The Syracuse Post Standard reported today that an Auburn, New York police officer suffered muscle wounds and injuries requiring stitches after a pit bull attacked him Sunday night. The officer had walked up a driveway on East Genesee Street to investigate some smoke coming from the back (it turned out to be a pit fire), when a large pit bull charged at him from the porch with such fury that it broke free of its tether. The dog sunk its teeth into the officer’s right arm and right upper leg before the dog’s “dog sitter” pulled the dog free of him.
After years of handling Central New York dog bite cases, I read newspaper articles like this somewhat differently than most people. I “analyze” the case from a “liability” perspective as I read. It’s a professional hazard!
But now that I am on the topic, let’s talk about the liability issues in this case. Is the dog owner, who was not home, liable to the officer? What about the dog “sitter”? Is anyone liable? After all, the dog broke free of its chain, so the owner, or the sitter, had at least taken the precaution of tying the dog up. Does it matter whether they had tried to be careful in securing the dog?
Here’s how New York dog bite liability law works: If a dog bites you, the owner is automatically (lawyers say “strictly” liable), as long as you can prove that the owner knew or should have known that the dog had “vicious propensities” (which usually means it had bitten or attacked, or indicated that it wanted to bite or attack, someone else before).
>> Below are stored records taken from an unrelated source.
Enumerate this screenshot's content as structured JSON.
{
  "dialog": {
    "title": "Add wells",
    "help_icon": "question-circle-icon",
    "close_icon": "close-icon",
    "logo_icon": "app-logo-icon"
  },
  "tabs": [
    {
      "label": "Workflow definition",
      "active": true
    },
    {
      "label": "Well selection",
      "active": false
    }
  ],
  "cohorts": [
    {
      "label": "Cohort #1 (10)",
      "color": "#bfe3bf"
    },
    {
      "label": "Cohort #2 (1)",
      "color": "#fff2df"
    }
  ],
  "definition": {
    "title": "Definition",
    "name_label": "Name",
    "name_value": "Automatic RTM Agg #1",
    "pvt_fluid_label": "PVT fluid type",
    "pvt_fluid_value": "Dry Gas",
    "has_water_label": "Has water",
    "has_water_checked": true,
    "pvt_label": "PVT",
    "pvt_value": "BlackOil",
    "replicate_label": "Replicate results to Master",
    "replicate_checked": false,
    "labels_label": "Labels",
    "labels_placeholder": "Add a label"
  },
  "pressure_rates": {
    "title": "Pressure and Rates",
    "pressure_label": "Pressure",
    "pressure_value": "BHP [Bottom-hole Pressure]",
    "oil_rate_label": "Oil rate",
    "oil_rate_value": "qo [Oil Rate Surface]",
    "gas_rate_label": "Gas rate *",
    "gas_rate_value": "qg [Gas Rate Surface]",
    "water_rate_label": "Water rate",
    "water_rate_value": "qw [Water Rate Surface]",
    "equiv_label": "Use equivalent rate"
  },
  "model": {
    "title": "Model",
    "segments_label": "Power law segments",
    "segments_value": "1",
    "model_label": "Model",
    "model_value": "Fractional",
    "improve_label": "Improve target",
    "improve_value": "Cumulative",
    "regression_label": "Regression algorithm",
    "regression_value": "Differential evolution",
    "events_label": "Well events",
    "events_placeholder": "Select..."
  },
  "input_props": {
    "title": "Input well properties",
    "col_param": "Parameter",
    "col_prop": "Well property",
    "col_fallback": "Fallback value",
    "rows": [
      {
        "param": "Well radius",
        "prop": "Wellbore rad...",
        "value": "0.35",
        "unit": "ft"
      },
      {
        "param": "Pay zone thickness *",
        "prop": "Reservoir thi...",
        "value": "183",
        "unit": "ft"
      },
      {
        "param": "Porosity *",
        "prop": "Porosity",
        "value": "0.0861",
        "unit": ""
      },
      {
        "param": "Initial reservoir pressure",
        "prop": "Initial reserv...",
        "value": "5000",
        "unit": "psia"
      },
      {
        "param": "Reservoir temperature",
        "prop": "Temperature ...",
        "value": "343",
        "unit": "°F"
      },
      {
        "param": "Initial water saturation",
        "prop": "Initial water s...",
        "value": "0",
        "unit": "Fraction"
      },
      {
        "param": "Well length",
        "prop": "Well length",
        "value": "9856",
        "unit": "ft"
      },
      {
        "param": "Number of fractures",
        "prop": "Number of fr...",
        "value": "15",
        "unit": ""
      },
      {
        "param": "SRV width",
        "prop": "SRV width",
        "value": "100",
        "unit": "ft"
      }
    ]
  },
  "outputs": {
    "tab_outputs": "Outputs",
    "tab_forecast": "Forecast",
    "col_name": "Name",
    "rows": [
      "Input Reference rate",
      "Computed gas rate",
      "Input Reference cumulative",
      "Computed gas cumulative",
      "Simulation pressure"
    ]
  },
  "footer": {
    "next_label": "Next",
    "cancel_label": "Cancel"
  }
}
Does it matter whether that they tied the dog up? No! Again, the owner is automatically liable to the dog-bite victim if he knew or should have known his dog had that kind of violent “tendency”.
On the other hand, the owner can lessen his liability somewhat if he can prove that the dog-bite victim was partially responsible for getting bitten. This is called the “comparative negligence” defense. If a jury agrees that the bite victim was partially responsible (for example, if he had been tormenting the dog, or got too close to it knowing that it was a mean dog), the jury can lower the verdict in proportion to the fault of the victim. For a more complete analysis on New York dog bite law, see my prior blog post on the subject .
The police officer here actually has a better New York dog attack case than you or I would. Why? Because of New York’s General Municipal Law (GML) section 205-e, a special law that protects police officers. Here, if the police officer’s lawyer can find that a State statute or local regulation regarding pit bulls, or dog leashes, or harboring dangerous dogs, was violated, he can bring a claim under GML 205-e. The good thing about GML 205-e is that the person who caused the injury by violating the regulation or statute can’t claim any “comparative negligence” against the officer. That means that even if the officer was himself partly to blame for getting bitten, the owner will be responsible for fully compensating his injuries, medical expenses, lost wages, etc.
So now you know how it feels to read a newspapers story like a New York dog bit lawyer! Aren’t you glad you don’t do this for a living?!